As a female she was automatically relegated to second-class status. And being an unmarried, unaccompanied female lowered her status even further – to third, or fourth-class. As such, it was deemed that she ride in "the back of the bus," or in this case, in the back of the wagon train with the other third and fourth-class citizens; wayward misfits, gypsies, and the like. Families of the solid God-fearing "Christian" caste, led by real men of fine American mettle, took their positions at the front of the train. These were the men who made this country, and in many ways the world, what it is today.
Bringing up the rear as well were the American Indians who showed them how to find water, what they could eat along the way, and which direction they should actually go in to conquer "the unknown wilderness" that was the "unexplored" continent to the west. My great-great grandfather was a Kickapoo indian that Ms. Churchill met amongst the others back in the rear of the wagon train.
The Kickapoos are a tribe with origins in the Great Lakes and plains region of eastern Minnesota, northern Iowa, and parts of what is now Michigan, and I suppose that when the wagon train neared The Great Divide, my great-great grandfather felt the need to return to his land and people. Perhaps he wasn't aware that Ms. Churchill was carrying his child. Maybe she didn't know yet, or she knew and didn't tell him. In any case, the universe has since put too much space between us all to know what truly passed between those two people in that natural world so long ago. He went back home. She went on west.
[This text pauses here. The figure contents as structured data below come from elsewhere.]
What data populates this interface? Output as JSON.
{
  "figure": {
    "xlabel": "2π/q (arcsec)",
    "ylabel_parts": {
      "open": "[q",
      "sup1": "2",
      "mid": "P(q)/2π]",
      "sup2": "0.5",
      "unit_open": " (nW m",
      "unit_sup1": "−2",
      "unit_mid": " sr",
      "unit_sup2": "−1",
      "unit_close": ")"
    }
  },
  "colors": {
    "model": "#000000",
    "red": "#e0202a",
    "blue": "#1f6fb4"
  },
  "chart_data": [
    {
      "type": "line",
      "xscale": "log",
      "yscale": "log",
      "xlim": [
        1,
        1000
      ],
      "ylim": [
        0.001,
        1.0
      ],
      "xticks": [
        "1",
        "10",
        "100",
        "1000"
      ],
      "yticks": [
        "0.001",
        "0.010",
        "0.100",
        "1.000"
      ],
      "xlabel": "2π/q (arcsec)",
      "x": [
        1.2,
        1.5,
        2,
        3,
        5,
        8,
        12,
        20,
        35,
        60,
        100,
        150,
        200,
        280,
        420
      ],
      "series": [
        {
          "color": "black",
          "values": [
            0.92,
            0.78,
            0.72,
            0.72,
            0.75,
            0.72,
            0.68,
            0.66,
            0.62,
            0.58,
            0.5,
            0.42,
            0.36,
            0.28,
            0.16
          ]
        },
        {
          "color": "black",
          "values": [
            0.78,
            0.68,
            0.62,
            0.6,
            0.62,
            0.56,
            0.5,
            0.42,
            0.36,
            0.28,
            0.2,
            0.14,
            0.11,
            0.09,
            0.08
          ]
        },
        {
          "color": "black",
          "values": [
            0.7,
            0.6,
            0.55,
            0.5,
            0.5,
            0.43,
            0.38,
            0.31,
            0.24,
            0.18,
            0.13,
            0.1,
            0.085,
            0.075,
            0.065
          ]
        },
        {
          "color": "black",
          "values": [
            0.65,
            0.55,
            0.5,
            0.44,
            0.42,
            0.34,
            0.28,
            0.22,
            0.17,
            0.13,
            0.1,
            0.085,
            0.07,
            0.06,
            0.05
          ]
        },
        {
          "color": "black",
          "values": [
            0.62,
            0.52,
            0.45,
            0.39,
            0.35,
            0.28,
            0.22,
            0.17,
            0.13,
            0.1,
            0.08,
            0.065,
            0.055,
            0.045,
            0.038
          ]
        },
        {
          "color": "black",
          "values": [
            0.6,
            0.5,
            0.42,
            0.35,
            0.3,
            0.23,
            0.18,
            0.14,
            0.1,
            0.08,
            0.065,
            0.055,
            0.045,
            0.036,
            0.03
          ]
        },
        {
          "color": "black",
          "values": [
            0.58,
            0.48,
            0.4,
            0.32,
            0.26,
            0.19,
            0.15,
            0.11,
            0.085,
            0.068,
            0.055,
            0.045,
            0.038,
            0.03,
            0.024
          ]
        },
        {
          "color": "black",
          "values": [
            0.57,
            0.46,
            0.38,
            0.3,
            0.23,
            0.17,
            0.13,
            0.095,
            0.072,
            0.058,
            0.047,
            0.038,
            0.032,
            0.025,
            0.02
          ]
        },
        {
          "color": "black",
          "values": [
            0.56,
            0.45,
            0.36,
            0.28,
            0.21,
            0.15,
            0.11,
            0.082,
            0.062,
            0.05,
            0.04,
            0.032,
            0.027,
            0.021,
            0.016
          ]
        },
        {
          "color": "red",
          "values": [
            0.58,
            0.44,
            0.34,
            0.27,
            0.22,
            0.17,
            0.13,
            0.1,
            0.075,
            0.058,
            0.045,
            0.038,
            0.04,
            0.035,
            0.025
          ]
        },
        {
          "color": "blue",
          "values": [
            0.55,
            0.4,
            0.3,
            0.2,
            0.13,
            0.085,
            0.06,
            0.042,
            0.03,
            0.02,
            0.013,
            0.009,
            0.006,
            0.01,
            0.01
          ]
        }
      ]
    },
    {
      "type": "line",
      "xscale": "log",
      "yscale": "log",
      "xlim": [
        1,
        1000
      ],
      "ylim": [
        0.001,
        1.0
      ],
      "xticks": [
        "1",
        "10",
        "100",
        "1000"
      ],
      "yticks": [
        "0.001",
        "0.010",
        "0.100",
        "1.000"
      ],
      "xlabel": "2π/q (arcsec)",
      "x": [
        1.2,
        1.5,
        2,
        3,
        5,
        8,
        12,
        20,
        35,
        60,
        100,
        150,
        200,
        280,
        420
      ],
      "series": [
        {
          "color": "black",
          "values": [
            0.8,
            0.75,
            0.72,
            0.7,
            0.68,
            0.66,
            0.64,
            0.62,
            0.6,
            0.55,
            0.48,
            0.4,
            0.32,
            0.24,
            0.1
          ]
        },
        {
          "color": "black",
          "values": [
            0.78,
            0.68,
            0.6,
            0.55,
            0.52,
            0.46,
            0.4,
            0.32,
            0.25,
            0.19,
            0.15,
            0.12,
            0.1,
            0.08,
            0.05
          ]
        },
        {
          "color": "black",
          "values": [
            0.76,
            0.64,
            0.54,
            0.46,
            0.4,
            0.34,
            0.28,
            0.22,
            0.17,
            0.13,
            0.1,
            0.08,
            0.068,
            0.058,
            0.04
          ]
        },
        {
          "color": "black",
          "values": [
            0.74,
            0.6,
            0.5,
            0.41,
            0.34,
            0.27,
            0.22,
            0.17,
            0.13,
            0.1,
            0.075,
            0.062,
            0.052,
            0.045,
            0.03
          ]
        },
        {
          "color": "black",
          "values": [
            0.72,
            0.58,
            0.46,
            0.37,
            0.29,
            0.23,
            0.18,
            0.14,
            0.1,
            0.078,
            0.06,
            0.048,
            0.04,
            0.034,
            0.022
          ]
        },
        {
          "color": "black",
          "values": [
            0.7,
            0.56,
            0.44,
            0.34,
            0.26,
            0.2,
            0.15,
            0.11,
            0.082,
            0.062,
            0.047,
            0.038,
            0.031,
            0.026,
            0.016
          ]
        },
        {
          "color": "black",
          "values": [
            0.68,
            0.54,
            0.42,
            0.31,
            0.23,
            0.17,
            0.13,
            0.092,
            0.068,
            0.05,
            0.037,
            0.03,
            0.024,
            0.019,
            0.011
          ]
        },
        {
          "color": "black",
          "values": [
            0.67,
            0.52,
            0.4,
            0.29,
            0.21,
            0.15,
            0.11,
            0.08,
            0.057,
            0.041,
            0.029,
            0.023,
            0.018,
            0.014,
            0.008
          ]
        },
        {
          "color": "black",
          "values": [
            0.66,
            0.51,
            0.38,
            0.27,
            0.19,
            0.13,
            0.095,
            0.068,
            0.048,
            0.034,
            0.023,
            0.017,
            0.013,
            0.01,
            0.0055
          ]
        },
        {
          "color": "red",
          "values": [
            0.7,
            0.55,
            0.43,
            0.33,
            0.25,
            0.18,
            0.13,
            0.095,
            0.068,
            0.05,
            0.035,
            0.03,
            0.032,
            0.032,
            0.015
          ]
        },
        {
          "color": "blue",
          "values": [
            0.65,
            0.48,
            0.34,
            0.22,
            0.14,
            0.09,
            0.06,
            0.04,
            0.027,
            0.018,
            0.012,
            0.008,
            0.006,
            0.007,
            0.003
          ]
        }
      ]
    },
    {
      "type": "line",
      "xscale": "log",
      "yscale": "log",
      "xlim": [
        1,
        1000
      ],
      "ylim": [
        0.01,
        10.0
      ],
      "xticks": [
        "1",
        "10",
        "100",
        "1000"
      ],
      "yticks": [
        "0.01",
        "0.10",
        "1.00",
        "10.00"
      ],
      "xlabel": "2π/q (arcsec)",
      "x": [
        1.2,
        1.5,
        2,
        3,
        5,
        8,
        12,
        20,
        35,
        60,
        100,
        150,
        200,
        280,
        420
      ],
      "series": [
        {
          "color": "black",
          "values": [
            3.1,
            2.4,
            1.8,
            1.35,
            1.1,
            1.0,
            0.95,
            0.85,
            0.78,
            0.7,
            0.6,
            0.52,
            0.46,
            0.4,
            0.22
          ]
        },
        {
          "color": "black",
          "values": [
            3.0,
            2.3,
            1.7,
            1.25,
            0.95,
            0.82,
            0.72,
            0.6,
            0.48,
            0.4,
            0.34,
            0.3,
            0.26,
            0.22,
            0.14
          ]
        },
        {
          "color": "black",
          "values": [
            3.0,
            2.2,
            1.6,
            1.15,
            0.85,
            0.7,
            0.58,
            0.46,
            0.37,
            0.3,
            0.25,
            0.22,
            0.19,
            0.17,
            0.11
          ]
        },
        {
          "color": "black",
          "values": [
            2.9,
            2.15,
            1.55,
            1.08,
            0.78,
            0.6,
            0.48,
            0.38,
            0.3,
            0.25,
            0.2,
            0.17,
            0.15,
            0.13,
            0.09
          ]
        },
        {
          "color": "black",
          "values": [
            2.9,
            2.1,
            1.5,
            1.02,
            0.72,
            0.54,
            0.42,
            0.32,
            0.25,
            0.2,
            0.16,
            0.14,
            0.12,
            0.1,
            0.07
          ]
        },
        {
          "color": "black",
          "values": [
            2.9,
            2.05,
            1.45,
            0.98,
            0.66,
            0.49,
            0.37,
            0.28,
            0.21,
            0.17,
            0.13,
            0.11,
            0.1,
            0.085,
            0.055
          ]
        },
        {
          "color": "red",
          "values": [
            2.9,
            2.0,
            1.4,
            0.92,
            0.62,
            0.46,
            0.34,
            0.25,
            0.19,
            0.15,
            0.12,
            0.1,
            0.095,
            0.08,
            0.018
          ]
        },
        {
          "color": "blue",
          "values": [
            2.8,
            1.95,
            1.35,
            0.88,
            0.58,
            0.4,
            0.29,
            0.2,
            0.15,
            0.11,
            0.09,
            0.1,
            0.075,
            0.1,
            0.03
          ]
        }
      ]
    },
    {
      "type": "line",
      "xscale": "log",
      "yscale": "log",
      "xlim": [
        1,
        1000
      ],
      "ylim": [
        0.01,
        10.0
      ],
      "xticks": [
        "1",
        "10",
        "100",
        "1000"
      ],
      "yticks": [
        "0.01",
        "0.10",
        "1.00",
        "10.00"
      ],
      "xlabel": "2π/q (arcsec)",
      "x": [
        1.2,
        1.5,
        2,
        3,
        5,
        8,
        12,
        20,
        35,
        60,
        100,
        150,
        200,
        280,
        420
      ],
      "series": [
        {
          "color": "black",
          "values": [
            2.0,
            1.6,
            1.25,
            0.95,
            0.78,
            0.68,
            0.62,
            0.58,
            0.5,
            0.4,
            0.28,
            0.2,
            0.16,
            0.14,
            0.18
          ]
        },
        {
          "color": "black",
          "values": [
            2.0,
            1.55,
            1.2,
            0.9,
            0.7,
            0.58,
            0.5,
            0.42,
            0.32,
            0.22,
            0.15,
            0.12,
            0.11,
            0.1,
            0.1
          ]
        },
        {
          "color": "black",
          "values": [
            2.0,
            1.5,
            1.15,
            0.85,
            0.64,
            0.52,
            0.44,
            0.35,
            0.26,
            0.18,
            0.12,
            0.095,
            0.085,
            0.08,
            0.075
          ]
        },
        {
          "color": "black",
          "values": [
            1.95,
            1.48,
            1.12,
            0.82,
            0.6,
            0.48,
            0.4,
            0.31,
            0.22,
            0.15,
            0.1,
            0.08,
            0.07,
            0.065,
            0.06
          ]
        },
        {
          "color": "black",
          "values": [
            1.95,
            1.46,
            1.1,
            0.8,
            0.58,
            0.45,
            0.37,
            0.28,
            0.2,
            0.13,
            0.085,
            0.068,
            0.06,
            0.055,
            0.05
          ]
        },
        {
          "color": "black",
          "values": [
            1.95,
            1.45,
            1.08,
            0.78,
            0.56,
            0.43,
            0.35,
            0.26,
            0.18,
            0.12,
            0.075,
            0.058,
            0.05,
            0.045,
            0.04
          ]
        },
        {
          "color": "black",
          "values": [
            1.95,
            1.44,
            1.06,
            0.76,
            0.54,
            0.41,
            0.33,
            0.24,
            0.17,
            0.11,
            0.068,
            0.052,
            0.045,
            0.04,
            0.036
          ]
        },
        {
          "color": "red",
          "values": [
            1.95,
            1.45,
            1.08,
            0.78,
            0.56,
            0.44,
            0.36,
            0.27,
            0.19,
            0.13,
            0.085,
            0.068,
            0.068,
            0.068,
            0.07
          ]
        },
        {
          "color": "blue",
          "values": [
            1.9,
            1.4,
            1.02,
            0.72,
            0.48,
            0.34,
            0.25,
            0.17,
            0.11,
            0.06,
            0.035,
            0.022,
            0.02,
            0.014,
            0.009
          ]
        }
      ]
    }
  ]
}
Before the wagon train reached it's destination, she must have felt it imperative to be married for the sake of her unborn child-- the stigma of unwed parenthood being too great an obstacle to overcome. She apparently found the most likely match she could, and sometime before arriving in Eastern Oregon, she married a Basque shepherd named Jordan, who became, in name (my middle name, in fact), my step great-great grandfather. They settled in central Oregon, where you find Jordan creek and Jordan City, and had six more children together. But it was that first-born, half-Kickapoo boy whose grandson, Harry Jordan, met and married my grandmother, Minnie Fletcher. And that was my mother's side of the family.